Pessoas trans reclamam de atendimento de saúde nas periferias de Salvador

“Fui numa consulta no ginecológica, mas a médica não me atendeu, disse que era contra a forma dela trabalhar. Aquilo me corroeu por dentro e eu não consegui reagir”, conta Junior Silva, 26 anos, homem transgênero, que ainda enfatizou a exposição constrangedora sofrida.

Junior é formado em Logística, mora em Cajazeiras, conjunto habitacional de Salvador. Começou a transição em 2013 e a família aceitou, dedicando-lhe comportamento suave e amoroso, entendo e reconhecendo uma pessoa trans.
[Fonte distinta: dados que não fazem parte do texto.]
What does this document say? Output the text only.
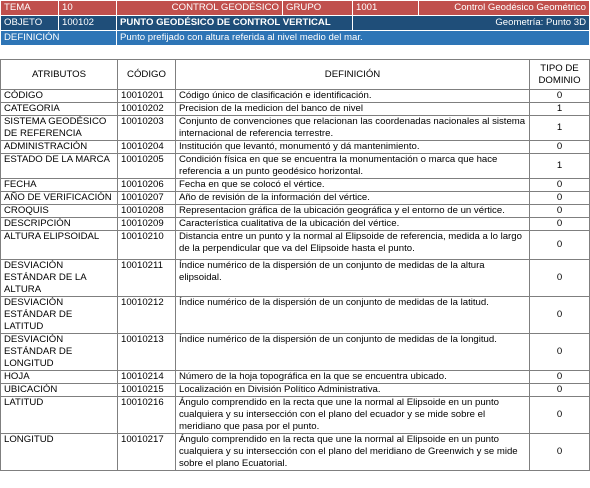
TEMA	10	CONTROL GEODÉSICO	GRUPO	1001	Control Geodésico Geométrico
OBJETO	100102	PUNTO GEODÉSICO DE CONTROL VERTICAL		Geometría: Punto 3D	
DEFINICIÓN		Punto prefijado con altura referida al nivel medio del mar.			
ATRIBUTOS	CÓDIGO	DEFINICIÓN	TIPO DE DOMINIO
CÓDIGO	10010201	Código único de clasificación e identificación.	0
CATEGORIA	10010202	Precision de la medicion del banco de nivel	1
SISTEMA GEODÉSICO DE REFERENCIA	10010203	Conjunto de convenciones que relacionan las coordenadas nacionales al sistema internacional de referencia terrestre.	1
ADMINISTRACIÓN	10010204	Institución que levantó, monumentó y dá mantenimiento.	0
ESTADO DE LA MARCA	10010205	Condición física en que se encuentra la monumentación o marca que hace referencia a un punto geodésico horizontal.	1
FECHA	10010206	Fecha en que se colocó el vértice.	0
AÑO DE VERIFICACIÓN	10010207	Año de revisión de la información del vértice.	0
CROQUIS	10010208	Representacion gráfica de la ubicación geográfica y el entorno de un vértice.	0
DESCRIPCIÓN	10010209	Característica cualitativa de la ubicación del vértice.	0
ALTURA ELIPSOIDAL	10010210	Distancia entre un punto y la normal al Elipsoide de referencia, medida a lo largo de la perpendicular que va del Elipsoide hasta el punto.	0
DESVIACIÓN ESTÁNDAR DE LA ALTURA	10010211	Índice numérico de la dispersión de un conjunto de medidas de la altura elipsoidal.	0
DESVIACIÓN ESTÁNDAR DE LATITUD	10010212	Índice numérico de la dispersión de un conjunto de medidas de la latitud.	0
DESVIACIÓN ESTÁNDAR DE LONGITUD	10010213	Índice numérico de la dispersión de un conjunto de medidas de la longitud.	0
HOJA	10010214	Número de la hoja topográfica en la que se encuentra ubicado.	0
UBICACIÓN	10010215	Localización en División Político Administrativa.	0
LATITUD	10010216	Ángulo comprendido en la recta que une la normal al Elipsoide en un punto cualquiera y su intersección con el plano del ecuador y se mide sobre el meridiano que pasa por el punto.	0
LONGITUD	10010217	Ángulo comprendido en la recta que une la normal al Elipsoide en un punto cualquiera y su intersección con el plano del meridiano de Greenwich y se mide sobre el plano Ecuatorial.	0
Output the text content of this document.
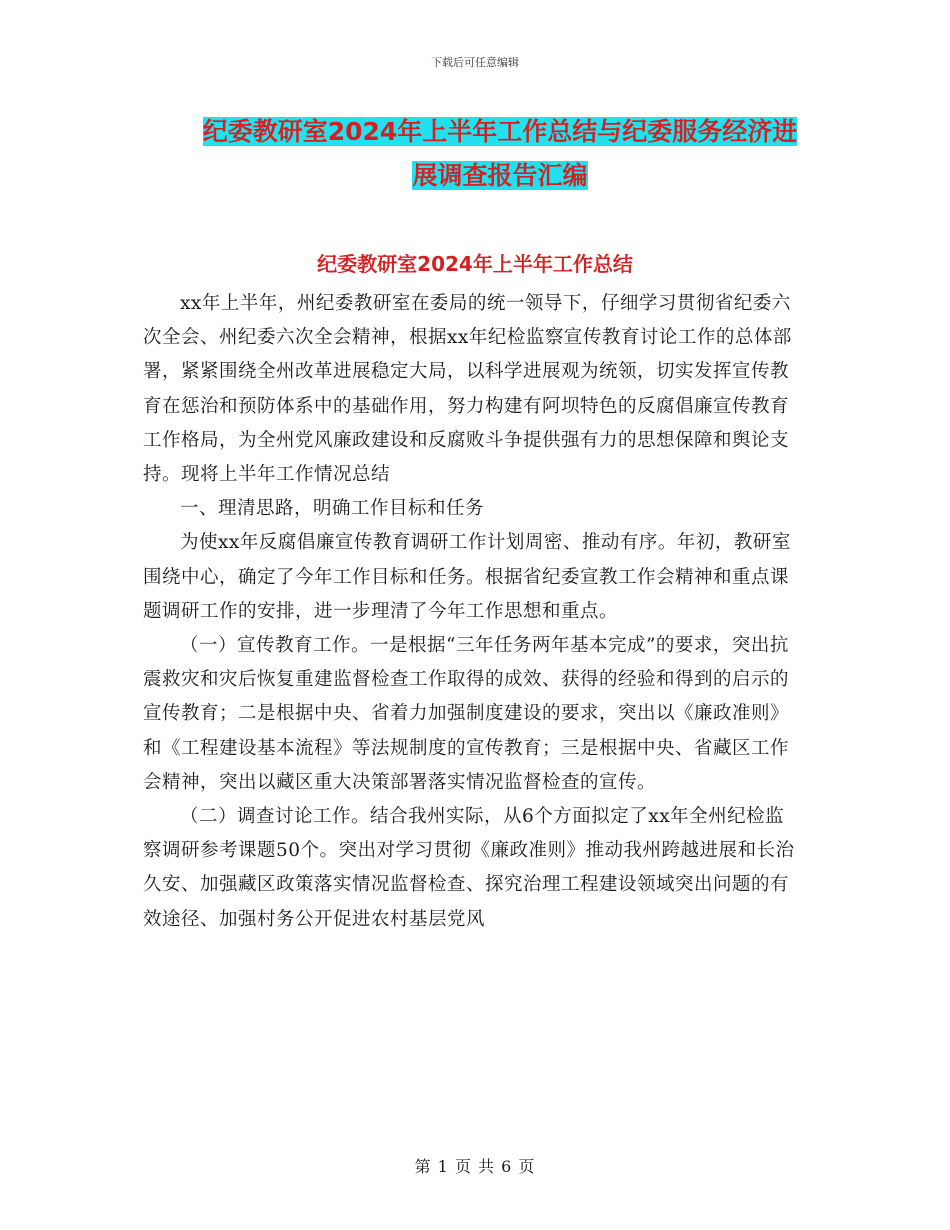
下载后可任意编辑
纪委教研室2024年上半年工作总结与纪委服务经济进
展调查报告汇编
纪委教研室2024年上半年工作总结

xx年上半年，州纪委教研室在委局的统一领导下，仔细学习贯彻省纪委六次全会、州纪委六次全会精神，根据xx年纪检监察宣传教育讨论工作的总体部署，紧紧围绕全州改革进展稳定大局，以科学进展观为统领，切实发挥宣传教育在惩治和预防体系中的基础作用，努力构建有阿坝特色的反腐倡廉宣传教育工作格局，为全州党风廉政建设和反腐败斗争提供强有力的思想保障和舆论支持。现将上半年工作情况总结

一、理清思路，明确工作目标和任务

为使xx年反腐倡廉宣传教育调研工作计划周密、推动有序。年初，教研室围绕中心，确定了今年工作目标和任务。根据省纪委宣教工作会精神和重点课题调研工作的安排，进一步理清了今年工作思想和重点。

（一）宣传教育工作。一是根据“三年任务两年基本完成”的要求，突出抗震救灾和灾后恢复重建监督检查工作取得的成效、获得的经验和得到的启示的宣传教育；二是根据中央、省着力加强制度建设的要求，突出以《廉政准则》和《工程建设基本流程》等法规制度的宣传教育；三是根据中央、省藏区工作会精神，突出以藏区重大决策部署落实情况监督检查的宣传。

（二）调查讨论工作。结合我州实际，从6个方面拟定了xx年全州纪检监察调研参考课题50个。突出对学习贯彻《廉政准则》推动我州跨越进展和长治久安、加强藏区政策落实情况监督检查、探究治理工程建设领域突出问题的有效途径、加强村务公开促进农村基层党风

第 1 页 共 6 页
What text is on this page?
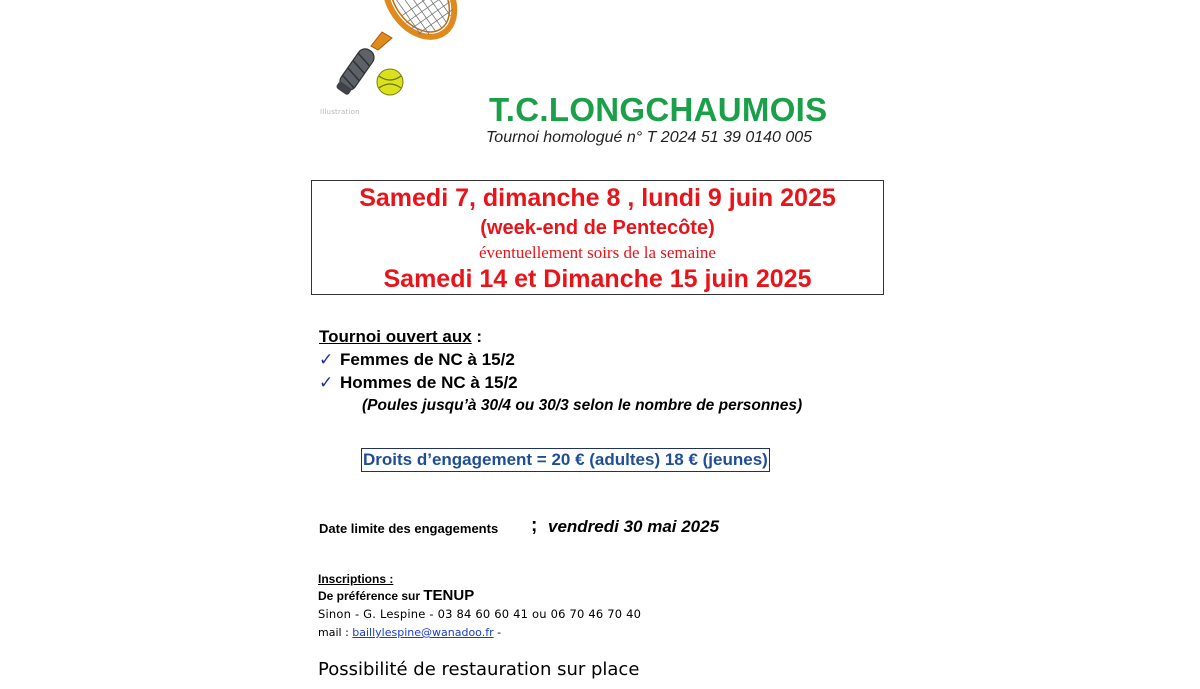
Illustration	T.C.LONGCHAUMOIS
Tournoi homologué n° T 2024 51 39 0140 005
Samedi 7, dimanche 8 , lundi 9 juin 2025
(week-end de Pentecôte)
éventuellement soirs de la semaine
Samedi 14 et Dimanche 15 juin 2025
Tournoi ouvert aux :
✓ Femmes de NC à 15/2
✓ Hommes de NC à 15/2
(Poules jusqu’à 30/4 ou 30/3 selon le nombre de personnes)
Droits d’engagement = 20 € (adultes) 18 € (jeunes)
Date limite des engagements ; vendredi 30 mai 2025
Inscriptions :
De préférence sur TENUP
Sinon - G. Lespine - 03 84 60 60 41 ou 06 70 46 70 40
mail : baillylespine@wanadoo.fr -
Possibilité de restauration sur place
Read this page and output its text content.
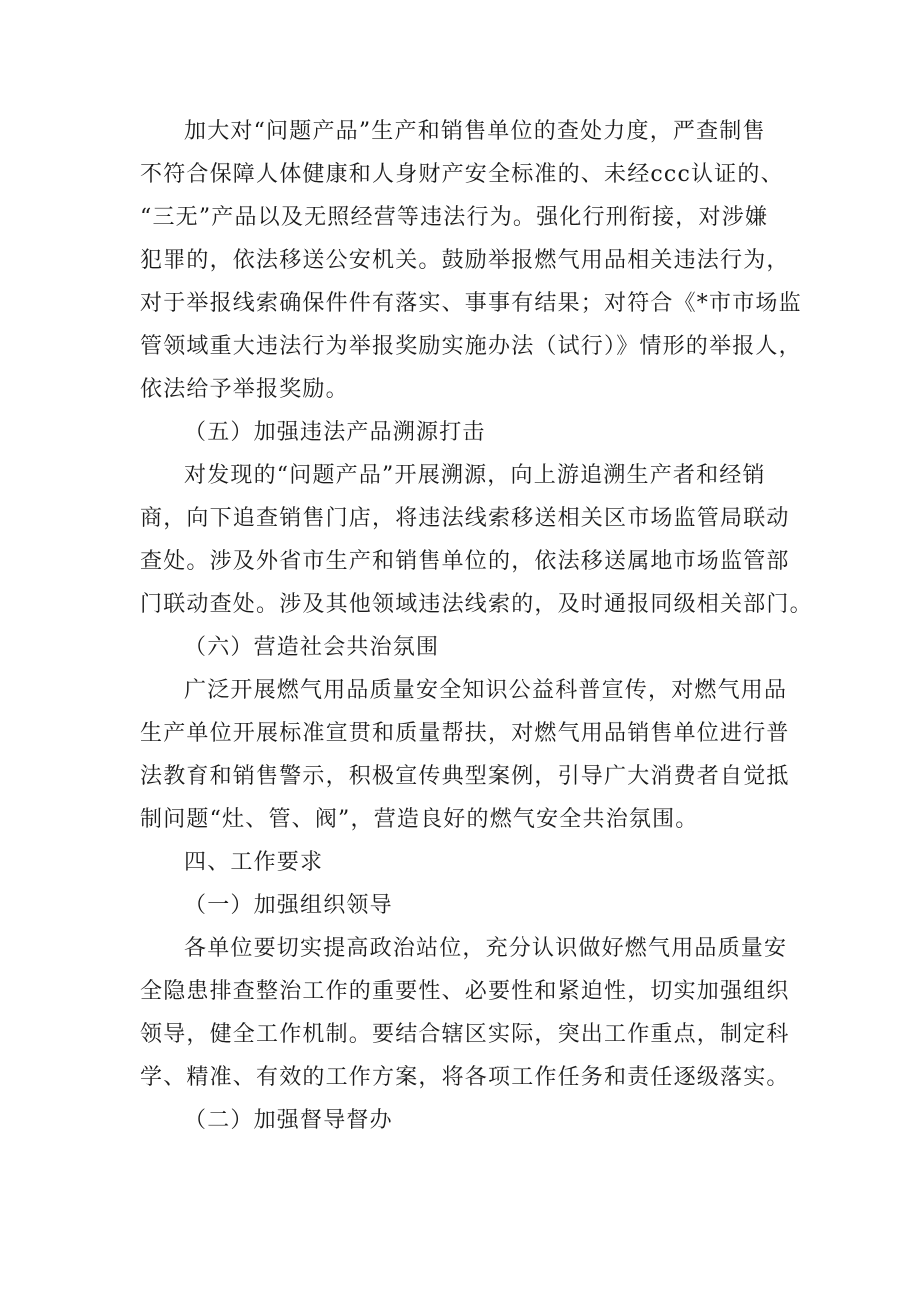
加大对“问题产品”生产和销售单位的查处力度，严查制售
不符合保障人体健康和人身财产安全标准的、未经ccc认证的、
“三无”产品以及无照经营等违法行为。强化行刑衔接，对涉嫌
犯罪的，依法移送公安机关。鼓励举报燃气用品相关违法行为，
对于举报线索确保件件有落实、事事有结果；对符合《*市市场监
管领域重大违法行为举报奖励实施办法（试行）》情形的举报人，
依法给予举报奖励。
（五）加强违法产品溯源打击
对发现的“问题产品”开展溯源，向上游追溯生产者和经销
商，向下追查销售门店，将违法线索移送相关区市场监管局联动
查处。涉及外省市生产和销售单位的，依法移送属地市场监管部
门联动查处。涉及其他领域违法线索的，及时通报同级相关部门。
（六）营造社会共治氛围
广泛开展燃气用品质量安全知识公益科普宣传，对燃气用品
生产单位开展标准宣贯和质量帮扶，对燃气用品销售单位进行普
法教育和销售警示，积极宣传典型案例，引导广大消费者自觉抵
制问题“灶、管、阀”，营造良好的燃气安全共治氛围。
四、工作要求
（一）加强组织领导
各单位要切实提高政治站位，充分认识做好燃气用品质量安
全隐患排查整治工作的重要性、必要性和紧迫性，切实加强组织
领导，健全工作机制。要结合辖区实际，突出工作重点，制定科
学、精准、有效的工作方案，将各项工作任务和责任逐级落实。
（二）加强督导督办
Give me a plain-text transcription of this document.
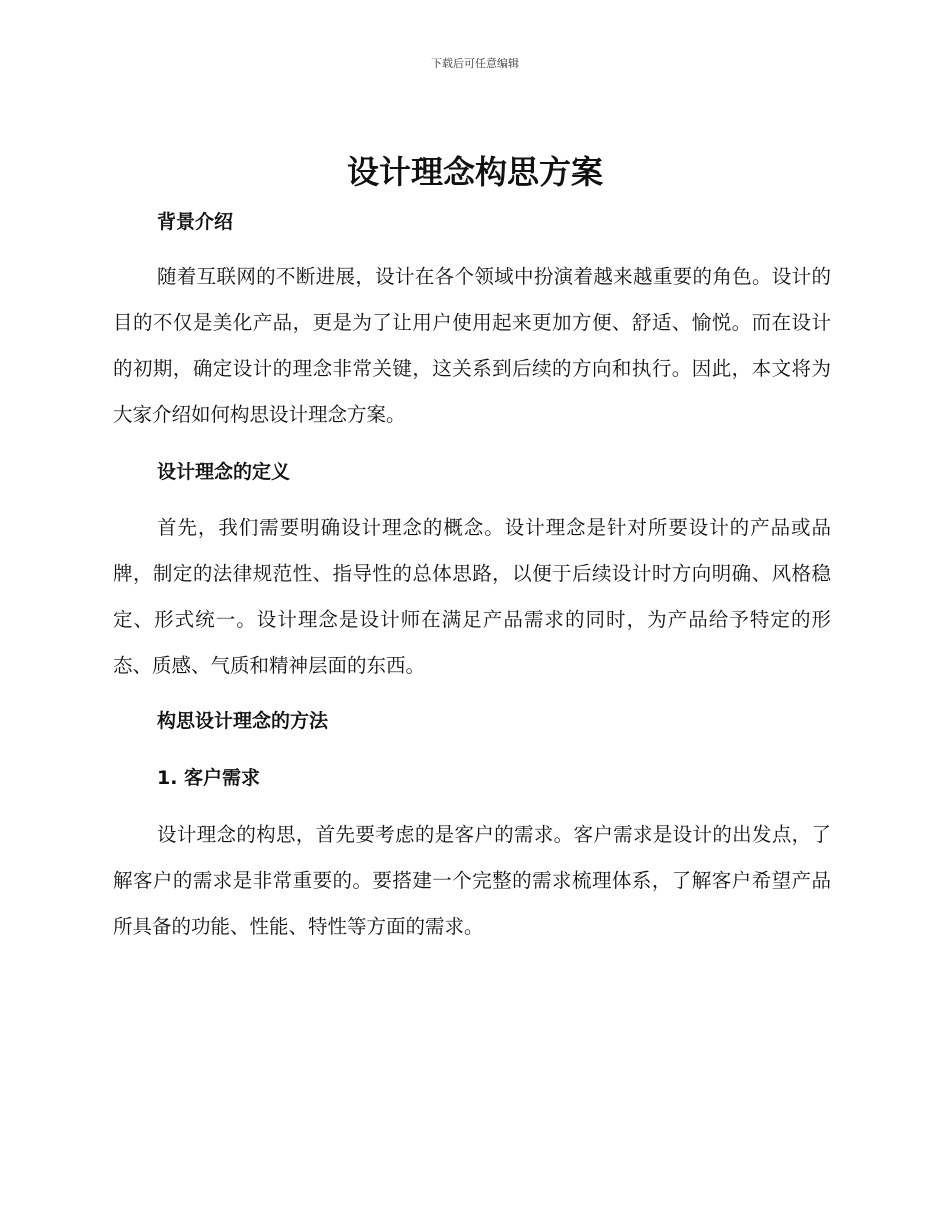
下载后可任意编辑
设计理念构思方案
背景介绍

随着互联网的不断进展，设计在各个领域中扮演着越来越重要的角色。设计的目的不仅是美化产品，更是为了让用户使用起来更加方便、舒适、愉悦。而在设计的初期，确定设计的理念非常关键，这关系到后续的方向和执行。因此，本文将为大家介绍如何构思设计理念方案。

设计理念的定义

首先，我们需要明确设计理念的概念。设计理念是针对所要设计的产品或品牌，制定的法律规范性、指导性的总体思路，以便于后续设计时方向明确、风格稳定、形式统一。设计理念是设计师在满足产品需求的同时，为产品给予特定的形态、质感、气质和精神层面的东西。

构思设计理念的方法
1. 客户需求

设计理念的构思，首先要考虑的是客户的需求。客户需求是设计的出发点，了解客户的需求是非常重要的。要搭建一个完整的需求梳理体系，了解客户希望产品所具备的功能、性能、特性等方面的需求。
Muito diferente do que aconteceu na relação com a médica.

Aceito em casa, fora dela as dificuldades são sempre maiores. Alguns amigos se distanciaram, outros se aproximaram. Com o passar do tempo, passa a perceber que precisa ter ao lado pessoas que entendam sua condição. Por isso o atendimento médico foi tão traumatizante.

Constrangimento parecido sofreu Hannah Figueira, 23 anos, mulher trans. Ela fala da dificuldade em ser atendida em consultas no urologista, e em como os olhares a fizeram se sentir insegura.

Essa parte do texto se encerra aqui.